Nello spazio nessuno può sentirti urlare, strillava un famoso film di fanta-horror di fine anni 70. Anche questo è vero. Soprattutto se sulla terra la comunicazione non arriva. L’urlo si sente eccome, nella testa, si ode rimbombare tra le lamiere contorte delle astronavi distrutte in serie da una concatenazione di eventi talmente abnorme e casuale che è assimilabile per incertezza e possibilità statistica alla percentuale di possibilità di sopravvivenza di uno spermatozoo nel suo viaggio, disperato, verso il proprio salvifico approdo. Da qui la rinascita, dopo tanto peregrinare.
Dopo tutto la vita sul pianeta terra sembra che sia arrivata proprio da quell’ignoto spazio profondo che coincide con lo spazio profondo sconosciuto e oscuro dell’animo umano , custode del mistero della creazione.

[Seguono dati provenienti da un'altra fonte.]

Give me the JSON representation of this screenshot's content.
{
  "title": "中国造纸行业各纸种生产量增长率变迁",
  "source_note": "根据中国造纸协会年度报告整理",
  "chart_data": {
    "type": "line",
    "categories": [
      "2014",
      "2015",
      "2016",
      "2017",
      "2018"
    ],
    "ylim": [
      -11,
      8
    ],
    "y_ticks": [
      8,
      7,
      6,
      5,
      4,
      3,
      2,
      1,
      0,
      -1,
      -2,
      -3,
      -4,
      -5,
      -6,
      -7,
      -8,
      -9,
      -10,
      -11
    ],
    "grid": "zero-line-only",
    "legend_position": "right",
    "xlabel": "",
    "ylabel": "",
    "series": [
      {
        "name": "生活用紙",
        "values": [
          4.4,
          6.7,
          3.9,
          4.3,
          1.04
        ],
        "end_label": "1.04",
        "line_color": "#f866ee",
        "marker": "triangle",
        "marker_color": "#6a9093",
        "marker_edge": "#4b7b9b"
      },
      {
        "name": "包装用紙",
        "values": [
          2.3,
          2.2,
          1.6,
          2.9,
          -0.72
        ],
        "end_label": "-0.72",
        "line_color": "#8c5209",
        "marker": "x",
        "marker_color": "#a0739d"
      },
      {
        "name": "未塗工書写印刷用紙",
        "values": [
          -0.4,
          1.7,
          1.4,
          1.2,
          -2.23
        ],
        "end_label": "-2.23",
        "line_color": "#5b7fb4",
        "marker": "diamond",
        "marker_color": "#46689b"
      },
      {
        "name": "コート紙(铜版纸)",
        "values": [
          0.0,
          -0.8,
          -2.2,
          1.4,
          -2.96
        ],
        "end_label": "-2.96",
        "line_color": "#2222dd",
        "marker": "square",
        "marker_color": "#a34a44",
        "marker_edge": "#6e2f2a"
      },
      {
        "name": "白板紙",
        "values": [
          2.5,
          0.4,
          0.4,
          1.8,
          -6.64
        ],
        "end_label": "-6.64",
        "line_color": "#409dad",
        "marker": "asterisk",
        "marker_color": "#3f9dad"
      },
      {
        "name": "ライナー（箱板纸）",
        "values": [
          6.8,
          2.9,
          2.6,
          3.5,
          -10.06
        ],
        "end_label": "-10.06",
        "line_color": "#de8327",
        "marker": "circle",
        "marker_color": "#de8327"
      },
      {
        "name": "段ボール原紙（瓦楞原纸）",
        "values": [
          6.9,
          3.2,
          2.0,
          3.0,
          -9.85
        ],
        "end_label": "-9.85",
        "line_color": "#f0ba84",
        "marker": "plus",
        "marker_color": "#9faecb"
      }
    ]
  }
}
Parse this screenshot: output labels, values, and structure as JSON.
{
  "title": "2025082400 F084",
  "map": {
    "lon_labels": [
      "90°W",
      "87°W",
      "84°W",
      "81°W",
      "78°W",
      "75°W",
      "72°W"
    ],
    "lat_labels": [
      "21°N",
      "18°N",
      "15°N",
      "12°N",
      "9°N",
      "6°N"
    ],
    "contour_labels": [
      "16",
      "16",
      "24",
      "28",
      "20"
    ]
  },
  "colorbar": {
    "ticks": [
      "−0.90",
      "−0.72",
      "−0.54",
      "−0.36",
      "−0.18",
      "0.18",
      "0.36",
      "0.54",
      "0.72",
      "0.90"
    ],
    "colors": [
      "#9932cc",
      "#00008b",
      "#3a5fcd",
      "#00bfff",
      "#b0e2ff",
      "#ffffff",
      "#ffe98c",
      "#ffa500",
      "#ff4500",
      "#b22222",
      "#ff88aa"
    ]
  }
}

Lo spazio, estrema espressione della potenza della natura, è dotato di una sua perversa bellezza incastonata in leggi rigorose. Bellezza che si riflette negli occhi e nel sorriso di un sornione George Clooney che affronta il viaggio solitario godendo della vista del suo pianeta da 600 km di altezza e divenendo parte di quel nulla, per l’eternità. C’è una sorta di ciclicità, vita morte e rinascita in questo film, dove la tecnologia a disposizione dell’uomo non è abbastanza per infondere certezza e salvezza, così complessa e fragile al tempo stesso, quanto la materia umana è resistente e tenace. E’ un monologo interiore che si espande quello della Bullock, riempie lo schermo e risorge come da nuova vita dalle acque in uno splendido finale.
L’impianto spettacolare è magnifico e funzionale è il 3D capace di restituire la sensazione di vuoto nel quale galleggiano, corpi, oggetti, fiammelle e le speranze degli astronauti alla deriva. Il tutto senza l’esacerbazione frenetica del montaggio della produzione action contemporanea, piuttosto con una misura di accelerazioni e pause, tempi perfetti scanditi tra introspezione a azione di un film estremamene moderno nel tema ma classico nella messa in scena.
Dura 90 minuti, e forse non a caso . E’ il tempo che i detriti spaziali causanti il disastro ci mettono per completare un’orbita intorno alla terra e ripiombare sui malcapitati astronauti. Corrispondenza di tempi e di luoghi. Lo spazio stereoscopico animato dal 3D cola nello spazio scuro del cinema e si fa un unico frammento spazio temporale. 90 minuti sono pochi. Ma abbastanza per morire, sopravvivere ed emozionarsi.